There are fifteen women in her Adonai Association and formalizing the business was one of their biggest challenges. “Once you are formalized, your customers put more trust in you and more doors will open. I have seen the results of the formalization in my own earnings. We have also made progress with registering trademarks and we achieved the food hygiene registration for our products,” she explains.

A woman wearing a white beekeeping outfit holds a comb. Behind her, more beekeepers wearing suits stand around the beehive.

María Julia’s association initially received support from CARE through its Women in Enterprise program, including training in business planning; financial education; self-esteem; setting up a collective brand; marketing; e-commerce and more. María Julia is now receiving support through CARE’s Ignite program, supported by the Mastercard Center for Inclusive Growth.

By taking a holistic approach to partnering with local financial and non-financial service providers, the Ignite program opens up much-needed access to finance, technology and networks and builds entrepreneurship capacity and skills. In Peru, CARE is partnering with micro finance institution Financiera Confianza to design and deliver adapted financial products and services, social enterprise Fundacion Capital for capacity and skills building, and fintech Oliver to develop a new virtual training and technical assistance platform. “This is a new opportunity to improve my business, increase my sales and become better known,” adds María Julia.

A key focus for the Ignite program is increasing the digital skills of entrepreneurs. “My goal is to be able to better use digital tools to interact with my customers. I am already using social media, video conferencing and online banking, but I still need to learn more. Many women in my area receive help from their children to use digital tools but it would be very useful to receive professional training to teach us how to use these tools to be able to sell more products to customers from other areas.”

Not even in my dreams did I think I would be a national representative.

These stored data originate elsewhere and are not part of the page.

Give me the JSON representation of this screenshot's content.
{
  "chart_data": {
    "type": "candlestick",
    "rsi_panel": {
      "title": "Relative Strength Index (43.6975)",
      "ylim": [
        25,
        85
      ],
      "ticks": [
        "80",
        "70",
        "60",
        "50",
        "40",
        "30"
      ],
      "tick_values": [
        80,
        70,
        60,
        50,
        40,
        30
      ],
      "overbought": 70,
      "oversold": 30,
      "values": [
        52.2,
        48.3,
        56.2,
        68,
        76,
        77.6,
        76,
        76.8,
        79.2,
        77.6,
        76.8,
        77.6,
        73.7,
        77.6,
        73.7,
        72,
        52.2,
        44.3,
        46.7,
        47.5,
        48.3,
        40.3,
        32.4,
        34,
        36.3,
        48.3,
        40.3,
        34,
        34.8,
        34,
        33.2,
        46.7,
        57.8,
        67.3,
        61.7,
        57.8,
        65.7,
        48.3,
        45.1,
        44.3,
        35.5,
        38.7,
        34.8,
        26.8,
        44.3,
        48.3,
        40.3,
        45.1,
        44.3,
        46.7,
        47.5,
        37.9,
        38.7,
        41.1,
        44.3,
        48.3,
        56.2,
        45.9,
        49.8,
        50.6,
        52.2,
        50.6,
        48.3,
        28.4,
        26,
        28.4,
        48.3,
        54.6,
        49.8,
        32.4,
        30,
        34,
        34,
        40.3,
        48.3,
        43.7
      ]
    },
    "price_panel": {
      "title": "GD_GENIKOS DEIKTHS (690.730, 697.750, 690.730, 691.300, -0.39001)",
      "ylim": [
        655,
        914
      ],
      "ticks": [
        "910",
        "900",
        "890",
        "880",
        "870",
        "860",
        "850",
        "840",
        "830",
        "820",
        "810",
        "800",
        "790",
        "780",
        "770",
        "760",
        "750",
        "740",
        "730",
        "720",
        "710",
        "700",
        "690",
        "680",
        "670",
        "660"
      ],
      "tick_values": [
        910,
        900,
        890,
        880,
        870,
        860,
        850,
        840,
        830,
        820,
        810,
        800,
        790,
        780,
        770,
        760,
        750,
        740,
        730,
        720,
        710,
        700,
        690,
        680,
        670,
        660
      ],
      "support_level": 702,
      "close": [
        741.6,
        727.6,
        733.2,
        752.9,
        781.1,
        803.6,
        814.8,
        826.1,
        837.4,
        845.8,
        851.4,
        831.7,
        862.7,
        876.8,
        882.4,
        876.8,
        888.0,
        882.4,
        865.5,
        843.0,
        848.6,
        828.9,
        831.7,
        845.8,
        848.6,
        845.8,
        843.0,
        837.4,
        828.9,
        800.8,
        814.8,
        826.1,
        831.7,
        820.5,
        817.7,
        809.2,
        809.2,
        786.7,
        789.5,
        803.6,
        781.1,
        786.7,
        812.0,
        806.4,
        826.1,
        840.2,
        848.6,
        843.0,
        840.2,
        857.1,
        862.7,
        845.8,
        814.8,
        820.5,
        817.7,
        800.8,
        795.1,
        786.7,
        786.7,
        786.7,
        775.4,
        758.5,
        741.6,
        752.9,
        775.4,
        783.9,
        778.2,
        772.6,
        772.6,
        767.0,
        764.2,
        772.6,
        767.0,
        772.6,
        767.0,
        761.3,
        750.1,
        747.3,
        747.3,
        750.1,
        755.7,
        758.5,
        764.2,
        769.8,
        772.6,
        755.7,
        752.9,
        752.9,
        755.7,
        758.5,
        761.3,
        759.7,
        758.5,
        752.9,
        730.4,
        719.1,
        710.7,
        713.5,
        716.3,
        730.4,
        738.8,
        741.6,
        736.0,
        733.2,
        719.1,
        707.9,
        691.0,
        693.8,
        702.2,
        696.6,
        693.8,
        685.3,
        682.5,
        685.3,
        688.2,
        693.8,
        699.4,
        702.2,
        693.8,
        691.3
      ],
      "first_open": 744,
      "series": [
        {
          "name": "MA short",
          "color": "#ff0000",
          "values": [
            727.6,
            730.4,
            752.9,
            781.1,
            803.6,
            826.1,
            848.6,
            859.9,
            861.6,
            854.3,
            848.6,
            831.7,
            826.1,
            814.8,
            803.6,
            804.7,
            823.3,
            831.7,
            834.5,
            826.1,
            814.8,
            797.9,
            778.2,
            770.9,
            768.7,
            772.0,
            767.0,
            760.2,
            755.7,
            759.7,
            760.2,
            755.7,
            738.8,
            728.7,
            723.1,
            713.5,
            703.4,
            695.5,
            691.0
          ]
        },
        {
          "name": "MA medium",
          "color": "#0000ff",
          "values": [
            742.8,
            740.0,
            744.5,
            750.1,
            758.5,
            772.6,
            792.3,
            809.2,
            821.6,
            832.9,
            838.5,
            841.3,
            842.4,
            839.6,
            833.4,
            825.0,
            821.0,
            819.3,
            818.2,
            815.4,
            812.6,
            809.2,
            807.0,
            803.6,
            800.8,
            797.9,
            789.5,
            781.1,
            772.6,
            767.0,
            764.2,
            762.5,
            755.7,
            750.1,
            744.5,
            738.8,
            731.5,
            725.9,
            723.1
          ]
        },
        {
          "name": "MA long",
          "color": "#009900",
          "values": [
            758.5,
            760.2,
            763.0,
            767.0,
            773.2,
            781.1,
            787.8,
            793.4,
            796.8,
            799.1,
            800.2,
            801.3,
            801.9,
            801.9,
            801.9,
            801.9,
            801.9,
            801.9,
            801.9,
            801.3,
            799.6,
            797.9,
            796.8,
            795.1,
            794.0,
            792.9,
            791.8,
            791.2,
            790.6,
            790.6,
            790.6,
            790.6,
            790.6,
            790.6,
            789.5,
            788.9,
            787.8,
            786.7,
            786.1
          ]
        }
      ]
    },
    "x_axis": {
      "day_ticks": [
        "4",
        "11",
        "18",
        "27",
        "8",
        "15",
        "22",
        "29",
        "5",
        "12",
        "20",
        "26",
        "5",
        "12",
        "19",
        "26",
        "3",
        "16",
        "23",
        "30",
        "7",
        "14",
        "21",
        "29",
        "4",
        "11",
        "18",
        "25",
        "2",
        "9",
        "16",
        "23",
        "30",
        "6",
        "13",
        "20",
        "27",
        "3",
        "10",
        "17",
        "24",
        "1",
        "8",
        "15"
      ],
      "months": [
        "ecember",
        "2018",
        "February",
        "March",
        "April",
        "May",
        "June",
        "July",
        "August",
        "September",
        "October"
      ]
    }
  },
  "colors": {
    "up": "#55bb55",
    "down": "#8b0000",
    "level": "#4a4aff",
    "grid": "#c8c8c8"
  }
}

María Julia Ancajima Prado

Speaking about access to finance for women entrepreneurs, María Julia explains that in Peru, it can be difficult for a woman to take out a formal bank loan as a result of the husband’s poor credit rating. “I think banks should improve their interest rates on loans, they are often very high,” she adds.

Sadly, the COVID-19 pandemic is having a devastating impact on business. María Julia explains, “The pandemic has hit us economically. Early on our sales completely declined. I was also preparing for Easter and Mother’s Day sales and invested in materials that could not be sold. It is difficult to repay my business loans, but like every good entrepreneur I’m looking for ideas on how to get ahead, including setting up an online store with other associations.”

Looking to the future, María Julia has expansion plans. She says, “I would like to be a successful businesswoman. Not only nationally, but also internationally. I would like to export to other countries.” She confidently adds, “I know that my products are going to go very far.”